Ida Lupino, née à Londres, en 1914 pour les uns, en 1918 pour d’autres, disparue à Burbank en 1995, est, sinon la première, du moins une des cinéastes-femmes les plus singulières du cinéma américain d’après-guerre. Plusieurs hommages récents ont permis de revoir en salle la demi-douzaine de films dont elle est l’auteure. Issue d’une dynastie de comédiens italiens fixés en Angleterre depuis plusieurs générations, elle débute à l’écran en 1932, toute jeune actrice, dans Her First Affaire, un film tourné par Allan Dwan, dans les studios anglais de Richmond acquis par la Warner. Trois ans et quelques films plus tard, la Paramount lui confie en 1935, un deuxième rôle dans Peter Ibbetson de Henry Hathaway (1935), film hollywoodien qualifié de "prodigieux" par André Breton dans L’Amour fou (1937).


 

En peu d’années, elle passe du rôle d’ingénue à celui de femme forte, voire dure. Ce qu’elle exprime visuellement. La blondinette se métamorphose ainsi en brune ténébreuse. À l’écoute de la bande-son, on peut constater que sa voix a baissé d’une octave tandis que son personnage gagne en gravité. Afin "d’explorer de nouveaux thèmes, d’essayer de nouvelles idées et de découvrir de nouveaux talents", nous dit-elle, elle fonde avec son mari, Collier Young, comme avant eux le couple Douglas Fairbanks-Mary Pickford (associé à Charles Chaplin), voire Alice Guy-Herbert Blaché, une maison de production indépendante, The Filmmakers. Alors, comme productrice, scénariste et réalisatrice, elle s’impose dans le cinéma narratif d’après 1945, dans le thriller social en marge d’Hollywood, sans pousser l’indépendance jusqu’à l’expérimental comme, à la même époque, une Maya Deren (1917-1961).


 

Ida Lupino, qui avait coécrit le scénario de Not Wanted / Avant de t’aimer (1949), fut amenée à remplacer au pied levé le réalisateur prévu, Elmer Clifton, victime d’une crise cardiaque.
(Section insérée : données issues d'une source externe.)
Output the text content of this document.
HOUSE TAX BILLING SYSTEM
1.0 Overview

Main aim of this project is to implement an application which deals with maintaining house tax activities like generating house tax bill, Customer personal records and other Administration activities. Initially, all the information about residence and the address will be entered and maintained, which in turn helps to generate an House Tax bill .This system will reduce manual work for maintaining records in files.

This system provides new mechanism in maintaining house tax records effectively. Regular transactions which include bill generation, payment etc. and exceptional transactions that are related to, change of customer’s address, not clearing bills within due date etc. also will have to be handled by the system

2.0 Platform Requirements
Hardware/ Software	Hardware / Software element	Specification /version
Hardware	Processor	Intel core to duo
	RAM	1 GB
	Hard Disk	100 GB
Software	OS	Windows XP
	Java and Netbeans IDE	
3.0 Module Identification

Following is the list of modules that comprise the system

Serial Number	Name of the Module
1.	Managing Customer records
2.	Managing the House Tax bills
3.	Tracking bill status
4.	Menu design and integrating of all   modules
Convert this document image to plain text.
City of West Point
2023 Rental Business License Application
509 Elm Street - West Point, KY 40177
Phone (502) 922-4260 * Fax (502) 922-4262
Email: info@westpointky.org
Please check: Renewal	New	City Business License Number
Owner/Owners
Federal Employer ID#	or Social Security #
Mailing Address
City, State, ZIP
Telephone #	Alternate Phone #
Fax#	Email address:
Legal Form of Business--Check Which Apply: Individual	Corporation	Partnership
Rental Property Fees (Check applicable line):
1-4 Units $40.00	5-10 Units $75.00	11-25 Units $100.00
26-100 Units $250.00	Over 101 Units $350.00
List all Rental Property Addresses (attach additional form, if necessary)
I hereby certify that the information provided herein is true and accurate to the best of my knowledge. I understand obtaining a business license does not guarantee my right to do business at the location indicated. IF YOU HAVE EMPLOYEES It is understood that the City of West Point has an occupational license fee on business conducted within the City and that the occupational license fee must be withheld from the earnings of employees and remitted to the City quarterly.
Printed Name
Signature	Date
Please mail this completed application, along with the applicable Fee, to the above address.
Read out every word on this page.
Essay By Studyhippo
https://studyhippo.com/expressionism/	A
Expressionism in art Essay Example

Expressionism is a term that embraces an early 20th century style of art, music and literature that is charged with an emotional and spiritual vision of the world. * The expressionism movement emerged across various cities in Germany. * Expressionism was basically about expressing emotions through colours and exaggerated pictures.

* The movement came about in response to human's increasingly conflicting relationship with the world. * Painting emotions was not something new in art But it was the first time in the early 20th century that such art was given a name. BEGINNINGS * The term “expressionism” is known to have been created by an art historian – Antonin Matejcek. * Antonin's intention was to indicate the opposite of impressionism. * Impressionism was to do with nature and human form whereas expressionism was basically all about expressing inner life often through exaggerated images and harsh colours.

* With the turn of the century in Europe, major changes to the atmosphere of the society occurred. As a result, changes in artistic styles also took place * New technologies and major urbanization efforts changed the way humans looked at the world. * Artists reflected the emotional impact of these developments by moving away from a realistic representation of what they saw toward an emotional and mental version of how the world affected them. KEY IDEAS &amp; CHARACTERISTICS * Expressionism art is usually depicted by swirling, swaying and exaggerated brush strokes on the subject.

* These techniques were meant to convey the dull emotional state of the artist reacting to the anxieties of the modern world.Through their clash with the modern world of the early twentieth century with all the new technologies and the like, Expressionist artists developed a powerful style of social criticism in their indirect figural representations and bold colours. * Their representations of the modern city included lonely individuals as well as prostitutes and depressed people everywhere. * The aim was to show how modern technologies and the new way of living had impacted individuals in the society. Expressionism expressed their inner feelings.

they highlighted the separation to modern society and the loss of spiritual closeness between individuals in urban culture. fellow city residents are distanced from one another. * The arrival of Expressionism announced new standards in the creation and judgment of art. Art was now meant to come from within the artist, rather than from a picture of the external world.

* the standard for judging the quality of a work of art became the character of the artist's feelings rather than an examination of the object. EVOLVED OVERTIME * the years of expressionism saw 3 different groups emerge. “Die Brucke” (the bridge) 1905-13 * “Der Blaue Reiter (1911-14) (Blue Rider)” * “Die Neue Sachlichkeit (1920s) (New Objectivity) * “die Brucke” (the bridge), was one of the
Sa longue expérience devant la caméra avec Lewis Milestone, Henry Hathaway, Ruben Mamoulian, Raoul Walsh, William Wellman, Michael Curtiz, Anatol Litvak, Charles Vidor, Archie Mayo, Fritz Lang, David Butler, Delmer Daves, Jean Negulesco, Nicholas Ray, lui fut alors fort utile pour passer derrière. Ce premier essai, dans lequel elle ne joue pas, est un coup de maître ou de maîtresse. Elle aborde un sujet très audacieux pour l’époque, celui d’une mère adolescente et célibataire en butte aux réactions de son entourage familial et du voisinage, dans une petite ville de l’Amérique profonde. Ce film, qui contourne les interdits du code Hays, obtient un vif succès au box-office et lance sa carrière.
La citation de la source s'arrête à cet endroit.